# size of permutation subset for a given hamming distance

I am looking for a way to compute the size of a subset of permutation with replacement, but I can't find the right formula. I'm working with RNA sequences (A, U, C and G) of fixed length and trying to determine the size of a specific subspace of permutation. Let's say the sequence has 4 bases (string length =4), starting from AAAA, there would be 255 other possible permutations. Using the Hamming distance (Hamming(AAAA,AAAU)==1, Hamming(AAAA,GGGG)==4...), I want to know how many permutations fall into each distance. I have done it manually for this trivial example and the numbers are 12, 54, 108 and 81 (for a total of 255) for distances 1 to 4 respectively. Is there anyway to compute the size of each subsets without having to generate/iterate through all possible permutations?
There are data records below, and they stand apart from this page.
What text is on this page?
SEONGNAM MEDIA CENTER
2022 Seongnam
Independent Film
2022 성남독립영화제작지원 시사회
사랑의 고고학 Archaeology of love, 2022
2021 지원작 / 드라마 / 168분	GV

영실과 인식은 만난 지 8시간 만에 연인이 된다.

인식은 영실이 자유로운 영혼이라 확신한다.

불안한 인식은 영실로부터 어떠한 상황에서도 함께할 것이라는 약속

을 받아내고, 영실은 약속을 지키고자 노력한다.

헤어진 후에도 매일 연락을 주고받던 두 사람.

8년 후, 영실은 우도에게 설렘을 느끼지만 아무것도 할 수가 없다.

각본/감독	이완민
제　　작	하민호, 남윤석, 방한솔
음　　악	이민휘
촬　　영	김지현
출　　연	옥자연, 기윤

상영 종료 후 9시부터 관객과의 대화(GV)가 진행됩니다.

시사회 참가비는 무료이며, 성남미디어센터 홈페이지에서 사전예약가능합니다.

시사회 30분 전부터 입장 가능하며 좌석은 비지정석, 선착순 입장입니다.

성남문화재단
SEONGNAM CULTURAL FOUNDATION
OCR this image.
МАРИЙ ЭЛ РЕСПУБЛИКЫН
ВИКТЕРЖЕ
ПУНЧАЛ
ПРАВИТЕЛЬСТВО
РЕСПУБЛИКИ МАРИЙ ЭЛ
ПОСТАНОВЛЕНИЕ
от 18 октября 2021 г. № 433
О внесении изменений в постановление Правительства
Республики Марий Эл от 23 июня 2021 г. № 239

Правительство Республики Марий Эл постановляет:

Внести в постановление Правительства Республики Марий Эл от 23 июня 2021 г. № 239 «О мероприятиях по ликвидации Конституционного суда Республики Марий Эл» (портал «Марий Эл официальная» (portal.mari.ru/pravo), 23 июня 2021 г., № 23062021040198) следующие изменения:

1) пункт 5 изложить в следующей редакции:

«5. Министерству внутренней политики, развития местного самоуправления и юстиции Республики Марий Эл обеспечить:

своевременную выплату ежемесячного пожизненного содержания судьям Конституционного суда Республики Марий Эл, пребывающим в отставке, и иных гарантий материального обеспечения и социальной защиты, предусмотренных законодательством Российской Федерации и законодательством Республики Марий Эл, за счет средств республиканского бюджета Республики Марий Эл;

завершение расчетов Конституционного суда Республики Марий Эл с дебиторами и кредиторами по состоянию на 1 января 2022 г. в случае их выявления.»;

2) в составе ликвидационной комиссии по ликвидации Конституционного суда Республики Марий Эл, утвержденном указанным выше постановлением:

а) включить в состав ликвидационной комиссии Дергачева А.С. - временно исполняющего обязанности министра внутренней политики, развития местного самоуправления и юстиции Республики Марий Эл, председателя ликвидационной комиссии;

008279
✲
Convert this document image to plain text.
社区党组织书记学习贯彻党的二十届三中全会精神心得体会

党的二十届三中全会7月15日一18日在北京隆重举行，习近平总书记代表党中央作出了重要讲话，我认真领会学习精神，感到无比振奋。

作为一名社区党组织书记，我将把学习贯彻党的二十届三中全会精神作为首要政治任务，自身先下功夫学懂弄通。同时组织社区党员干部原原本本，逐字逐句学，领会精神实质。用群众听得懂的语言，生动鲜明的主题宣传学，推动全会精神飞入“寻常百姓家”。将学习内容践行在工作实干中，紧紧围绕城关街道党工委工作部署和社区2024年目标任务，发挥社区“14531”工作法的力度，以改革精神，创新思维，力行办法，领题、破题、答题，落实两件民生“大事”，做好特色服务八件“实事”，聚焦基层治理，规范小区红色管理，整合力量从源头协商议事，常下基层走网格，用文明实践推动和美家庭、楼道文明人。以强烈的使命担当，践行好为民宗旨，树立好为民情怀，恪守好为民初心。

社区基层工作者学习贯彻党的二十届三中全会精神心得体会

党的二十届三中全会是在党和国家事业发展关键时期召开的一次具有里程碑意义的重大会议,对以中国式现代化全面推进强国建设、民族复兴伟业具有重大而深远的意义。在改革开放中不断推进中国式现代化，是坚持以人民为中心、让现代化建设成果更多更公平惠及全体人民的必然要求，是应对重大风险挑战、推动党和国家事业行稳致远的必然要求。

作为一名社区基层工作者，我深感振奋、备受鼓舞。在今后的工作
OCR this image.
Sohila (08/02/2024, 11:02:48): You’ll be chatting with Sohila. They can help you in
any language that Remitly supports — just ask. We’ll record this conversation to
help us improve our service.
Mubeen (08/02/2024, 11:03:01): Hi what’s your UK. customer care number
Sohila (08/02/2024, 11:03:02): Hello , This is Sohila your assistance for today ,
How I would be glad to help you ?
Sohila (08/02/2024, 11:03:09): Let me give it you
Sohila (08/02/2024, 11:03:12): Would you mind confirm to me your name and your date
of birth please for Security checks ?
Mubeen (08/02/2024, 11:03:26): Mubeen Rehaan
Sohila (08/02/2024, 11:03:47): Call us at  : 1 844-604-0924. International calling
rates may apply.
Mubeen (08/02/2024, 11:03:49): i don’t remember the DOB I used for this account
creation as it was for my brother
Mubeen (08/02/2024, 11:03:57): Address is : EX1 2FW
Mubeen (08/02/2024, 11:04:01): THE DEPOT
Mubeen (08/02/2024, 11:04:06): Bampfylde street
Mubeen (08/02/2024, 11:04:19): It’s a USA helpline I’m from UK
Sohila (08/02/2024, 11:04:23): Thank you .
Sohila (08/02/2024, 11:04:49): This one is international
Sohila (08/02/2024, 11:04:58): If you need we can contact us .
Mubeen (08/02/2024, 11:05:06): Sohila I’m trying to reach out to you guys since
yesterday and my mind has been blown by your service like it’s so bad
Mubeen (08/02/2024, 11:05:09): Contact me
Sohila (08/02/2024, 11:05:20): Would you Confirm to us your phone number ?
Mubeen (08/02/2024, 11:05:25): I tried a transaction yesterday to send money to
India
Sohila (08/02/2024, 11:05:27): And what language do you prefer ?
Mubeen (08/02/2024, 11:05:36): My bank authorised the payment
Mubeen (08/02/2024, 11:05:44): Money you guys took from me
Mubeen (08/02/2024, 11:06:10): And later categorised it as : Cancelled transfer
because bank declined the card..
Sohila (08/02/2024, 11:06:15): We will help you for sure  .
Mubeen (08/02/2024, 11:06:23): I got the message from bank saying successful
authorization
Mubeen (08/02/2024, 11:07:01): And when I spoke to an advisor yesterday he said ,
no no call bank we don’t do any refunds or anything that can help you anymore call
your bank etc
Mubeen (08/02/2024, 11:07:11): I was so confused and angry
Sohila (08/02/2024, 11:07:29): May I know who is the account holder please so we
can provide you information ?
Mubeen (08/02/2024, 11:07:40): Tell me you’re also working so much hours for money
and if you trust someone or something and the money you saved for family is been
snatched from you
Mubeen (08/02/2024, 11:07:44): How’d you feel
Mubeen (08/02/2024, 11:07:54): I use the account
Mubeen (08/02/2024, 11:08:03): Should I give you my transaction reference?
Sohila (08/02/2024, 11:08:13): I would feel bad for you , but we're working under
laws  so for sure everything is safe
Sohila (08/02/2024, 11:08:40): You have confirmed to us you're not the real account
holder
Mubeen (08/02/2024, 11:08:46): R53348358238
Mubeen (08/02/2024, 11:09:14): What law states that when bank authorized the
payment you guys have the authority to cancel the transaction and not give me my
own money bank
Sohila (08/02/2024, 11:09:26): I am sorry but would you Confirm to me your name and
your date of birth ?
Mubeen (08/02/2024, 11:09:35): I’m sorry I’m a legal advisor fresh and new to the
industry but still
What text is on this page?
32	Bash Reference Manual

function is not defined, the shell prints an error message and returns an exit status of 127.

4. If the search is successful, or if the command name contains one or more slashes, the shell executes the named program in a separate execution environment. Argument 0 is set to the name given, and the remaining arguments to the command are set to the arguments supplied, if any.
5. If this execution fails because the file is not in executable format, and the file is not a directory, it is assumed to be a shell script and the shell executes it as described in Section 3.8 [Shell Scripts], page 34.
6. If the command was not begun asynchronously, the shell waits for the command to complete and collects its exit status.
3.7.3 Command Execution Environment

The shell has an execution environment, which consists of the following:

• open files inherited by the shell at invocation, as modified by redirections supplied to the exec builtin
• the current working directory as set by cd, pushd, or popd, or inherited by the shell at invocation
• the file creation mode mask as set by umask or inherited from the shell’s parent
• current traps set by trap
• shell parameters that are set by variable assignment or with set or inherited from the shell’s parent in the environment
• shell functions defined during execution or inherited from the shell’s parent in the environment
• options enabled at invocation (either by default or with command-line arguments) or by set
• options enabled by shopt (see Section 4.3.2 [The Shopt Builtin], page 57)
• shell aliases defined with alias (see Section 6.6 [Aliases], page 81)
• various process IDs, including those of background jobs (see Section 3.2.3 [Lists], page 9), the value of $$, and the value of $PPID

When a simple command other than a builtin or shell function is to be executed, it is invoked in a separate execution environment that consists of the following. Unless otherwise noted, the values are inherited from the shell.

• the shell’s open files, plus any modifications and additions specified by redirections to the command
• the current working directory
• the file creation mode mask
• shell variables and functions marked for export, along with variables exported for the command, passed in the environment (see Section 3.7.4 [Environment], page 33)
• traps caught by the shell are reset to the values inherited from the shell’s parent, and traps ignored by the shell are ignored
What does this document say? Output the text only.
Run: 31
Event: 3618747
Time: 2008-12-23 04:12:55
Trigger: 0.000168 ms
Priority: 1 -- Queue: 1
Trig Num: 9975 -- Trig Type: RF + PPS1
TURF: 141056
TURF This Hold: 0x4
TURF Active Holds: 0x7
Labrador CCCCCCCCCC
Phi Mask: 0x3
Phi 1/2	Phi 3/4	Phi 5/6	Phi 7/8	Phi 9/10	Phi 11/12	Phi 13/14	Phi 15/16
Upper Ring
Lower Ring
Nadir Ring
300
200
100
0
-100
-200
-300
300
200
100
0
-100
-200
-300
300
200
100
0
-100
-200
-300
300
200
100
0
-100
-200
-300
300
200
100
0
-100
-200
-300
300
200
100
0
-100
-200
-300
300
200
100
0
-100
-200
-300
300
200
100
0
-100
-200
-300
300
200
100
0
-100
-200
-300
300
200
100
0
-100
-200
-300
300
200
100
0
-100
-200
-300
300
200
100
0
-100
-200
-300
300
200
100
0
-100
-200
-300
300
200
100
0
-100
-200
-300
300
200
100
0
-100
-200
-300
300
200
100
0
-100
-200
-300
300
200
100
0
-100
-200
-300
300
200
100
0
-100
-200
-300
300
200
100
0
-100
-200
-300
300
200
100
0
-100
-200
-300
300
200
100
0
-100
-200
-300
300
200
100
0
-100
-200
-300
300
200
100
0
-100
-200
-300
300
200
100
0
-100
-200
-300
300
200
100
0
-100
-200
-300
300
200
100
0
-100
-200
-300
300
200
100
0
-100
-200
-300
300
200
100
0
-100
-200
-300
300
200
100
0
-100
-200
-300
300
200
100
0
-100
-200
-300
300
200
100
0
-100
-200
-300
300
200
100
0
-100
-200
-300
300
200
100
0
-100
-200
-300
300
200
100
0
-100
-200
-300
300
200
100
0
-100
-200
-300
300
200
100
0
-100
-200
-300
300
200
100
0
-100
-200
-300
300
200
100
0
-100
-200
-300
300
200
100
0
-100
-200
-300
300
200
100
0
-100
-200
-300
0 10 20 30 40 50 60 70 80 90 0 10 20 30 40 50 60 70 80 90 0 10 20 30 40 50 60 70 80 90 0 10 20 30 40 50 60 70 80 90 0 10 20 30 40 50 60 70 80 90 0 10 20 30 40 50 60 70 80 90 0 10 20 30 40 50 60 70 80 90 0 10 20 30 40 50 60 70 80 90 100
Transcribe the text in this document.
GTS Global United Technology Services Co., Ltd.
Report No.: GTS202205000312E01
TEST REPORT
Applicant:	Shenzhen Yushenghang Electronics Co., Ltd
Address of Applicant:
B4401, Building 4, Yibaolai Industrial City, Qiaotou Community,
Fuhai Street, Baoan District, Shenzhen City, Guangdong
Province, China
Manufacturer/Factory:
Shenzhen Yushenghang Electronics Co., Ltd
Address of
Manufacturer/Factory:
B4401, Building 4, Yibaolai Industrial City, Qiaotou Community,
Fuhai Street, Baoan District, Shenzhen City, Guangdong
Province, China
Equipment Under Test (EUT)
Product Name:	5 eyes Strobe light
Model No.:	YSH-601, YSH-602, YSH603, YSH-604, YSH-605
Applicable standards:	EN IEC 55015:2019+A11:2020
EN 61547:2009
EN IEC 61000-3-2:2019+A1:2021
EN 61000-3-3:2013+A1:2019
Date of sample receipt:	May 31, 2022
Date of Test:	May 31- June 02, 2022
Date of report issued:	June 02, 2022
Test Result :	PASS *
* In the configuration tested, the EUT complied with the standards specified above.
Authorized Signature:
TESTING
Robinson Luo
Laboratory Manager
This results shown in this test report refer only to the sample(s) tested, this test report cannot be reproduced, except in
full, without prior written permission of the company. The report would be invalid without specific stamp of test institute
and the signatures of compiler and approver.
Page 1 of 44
• I don't think permutation is the correct term here. Sequence fits better IMO. Commented Aug 10, 2021 at 14:47

To determine how many sequences of length $$n$$ have a Hamming distance of $$k$$ to the original sequence, you can count them this way:
Firstly, choose the $$k$$ characters that will be modified among the $$n$$ characters of the sequence, that's $$\binom{n}{k}$$ possibilities.
Secondly, for each modified character, pick a variation, that's $$3^k$$ possibilities.
In total, there are $$3^k\binom{n}{k}$$ such sequences.